Perhaps the actual cudaMalloc operation itself populates the TLB. If nothing else evicts it from the cache, the TLB may already have the entries necessary, whether you “pre-fetch” or not.
The TLB entries would have to be read in addition to the data. But they are few and small compared to the data. However, it is depending on your access pattern, e.g. they would be more relevant, if you just read one transaction per page altogether. But normally each page is used for more transactions, so TLB fetches make up only a small amount of your memory bandwidth.
The uneven access patterns, if some accesses have TLB hits, some have misses, are smoothed out over the parallel requests of all the Cuda threads.
Why would the effect be strong or at least noticeable in your case (access pattern) and how large an improvement would you expect from TLB prefetching (. 001%? .1% improvement? 10% improvement?) You still have not provided numbers like current performance or allocation size.
My assumption was that the first access to a page might be more expensive due to page faults, but that if the page is touched before, subsequent accesses should be faster.
Is your current test program measuring only the first access to a page? Or doing full matrix operations afterwards? If you only optimize the very first access, perhaps your kernel is 40ns faster overall? Have you enough runs to see that speed improvement above noise?
I was thinking that prehaps cudaMalloc would already populate the pages into the TLB, however I have also tried filling the TLB with junk pages by running the compute kernels with junk data before to thrash all the useful pages, yet it yields no improvements in execution time.
is there something I am missing? Is there a specific load I need to do to make sure the page touch has an effect on the TLB
Let’s say one TLB entry is 16 bytes for each 2 MiB.
Then your speedup from bandwidth would be 131072:131073 or 0.0008%.
Does Nsight Compute show differences in the number of bytes read for the two variants? Possibly you would set the appropriate flags not to flush the cache before profiling and to profile a group of commands instead of a single kernel at a time.
That is very insightful, thank you.
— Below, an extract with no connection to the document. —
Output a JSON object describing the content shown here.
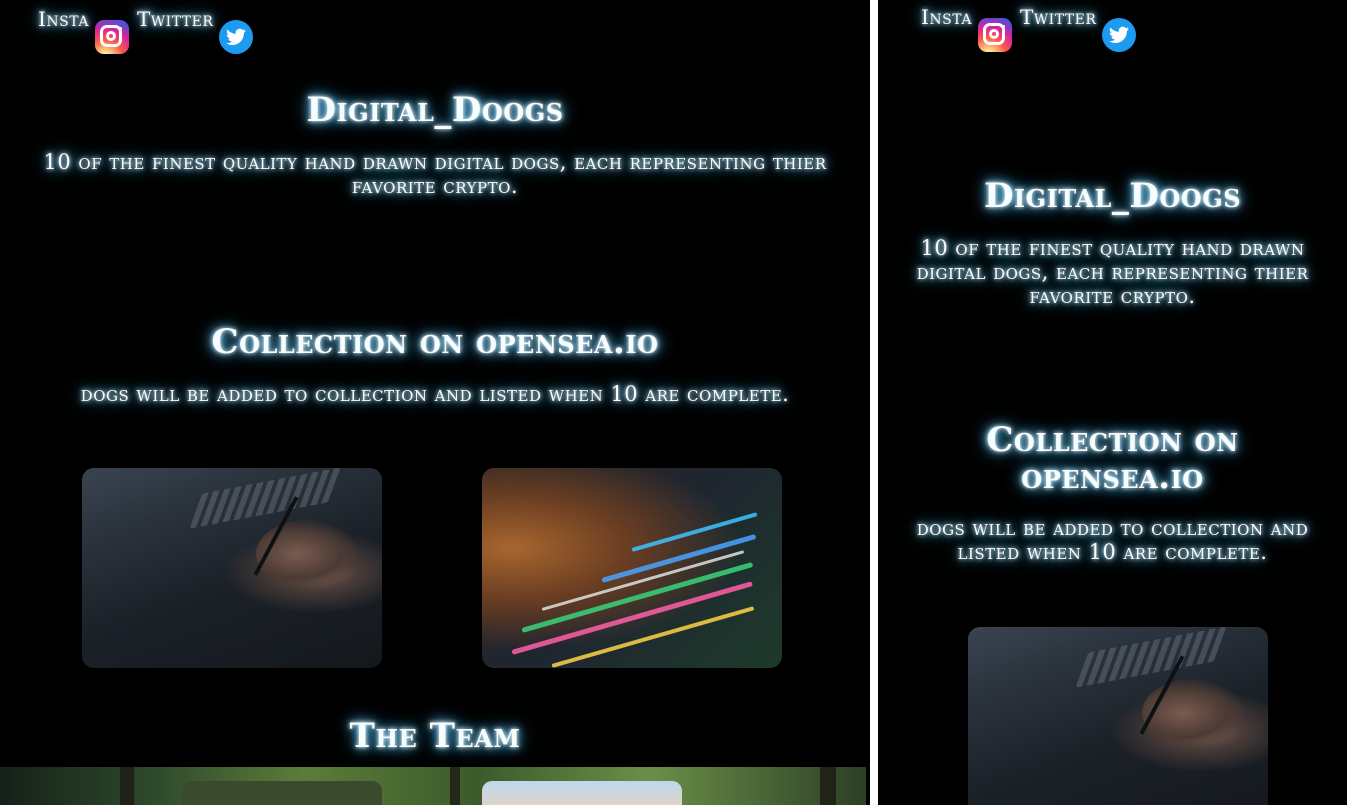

Do you think you could tell me the flags for profiling in this case?
Also regarding the TLB entry estimate… what about page table walks. Isn’t the page table walk latency much higher? Wouldn’t the penalty of not having the entry in the TLB and doing the Page Table Walk to find the address translation be higher?
The page table walk comes into play, if you go from one pointer to the next jumping pages. Like a linked list. It would add up all the latencies.
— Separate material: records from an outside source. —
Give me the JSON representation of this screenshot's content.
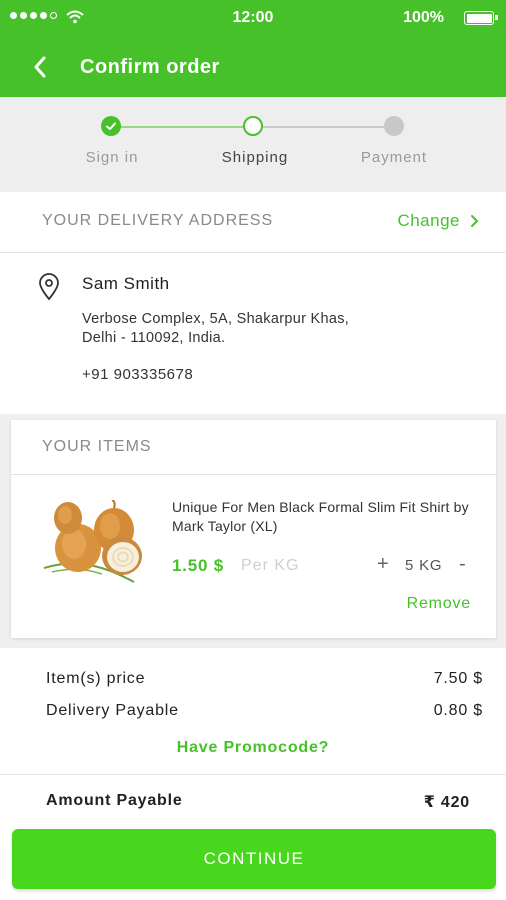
{
  "status_bar": {
    "time": "12:00",
    "battery": "100%"
  },
  "header": {
    "title": "Confirm order",
    "back_icon": "chevron-left-icon"
  },
  "steps": [
    {
      "label": "Sign in",
      "state": "done"
    },
    {
      "label": "Shipping",
      "state": "current"
    },
    {
      "label": "Payment",
      "state": "todo"
    }
  ],
  "address": {
    "section_title": "YOUR DELIVERY ADDRESS",
    "change_label": "Change",
    "name": "Sam Smith",
    "line1": "Verbose Complex, 5A, Shakarpur Khas,",
    "line2": "Delhi - 110092, India.",
    "phone": "+91 903335678"
  },
  "items": {
    "section_title": "YOUR ITEMS",
    "list": [
      {
        "name": "Unique For Men Black Formal Slim Fit Shirt by Mark Taylor (XL)",
        "price": "1.50 $",
        "unit": "Per KG",
        "quantity": "5 KG",
        "plus": "+",
        "minus": "-",
        "remove_label": "Remove"
      }
    ]
  },
  "summary": {
    "item_price_label": "Item(s) price",
    "item_price_value": "7.50 $",
    "delivery_label": "Delivery Payable",
    "delivery_value": "0.80 $",
    "promo_label": "Have Promocode?",
    "amount_label": "Amount Payable",
    "amount_value": "₹ 420"
  },
  "continue_label": "CONTINUE",
  "colors": {
    "brand_green": "#47c12a",
    "button_green": "#48d71c"
  }
}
Whereas GEMV has a single pointer to the array and then accesses only data (not pointers) and can do so in a parallel fashion between threads (and partly within the same thread).
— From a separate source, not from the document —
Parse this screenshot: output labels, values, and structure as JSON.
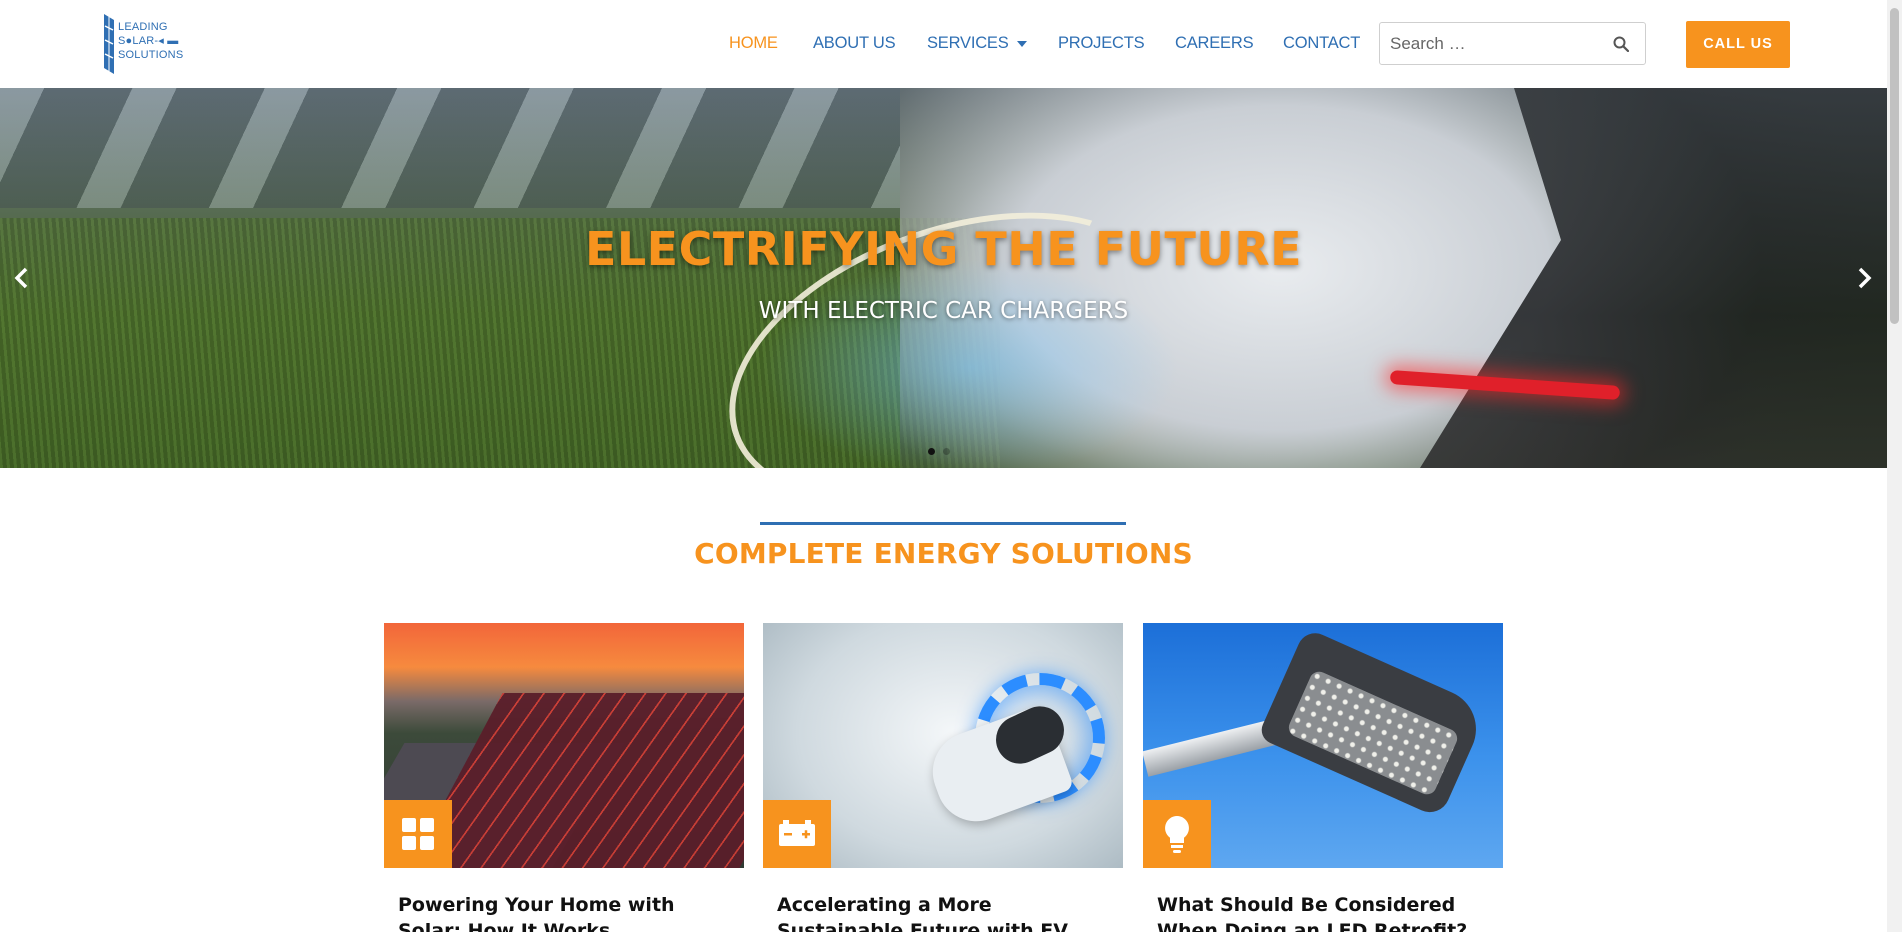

But when we talk about PTW and GEMV, the data can span multiple pages correct? As an example lets say our matrix data spans 500 pages. Doesn’t that mean if each of them is a page fault, we would have 500 PTW?
Yes, but they would happen in parallel. The classical walk introduces (e.g. for benchmarking or due to the algorithm) dependencies, where one read has to be finished before the next address is known. This makes the accesses serialized so that the latency determines the kernel duration.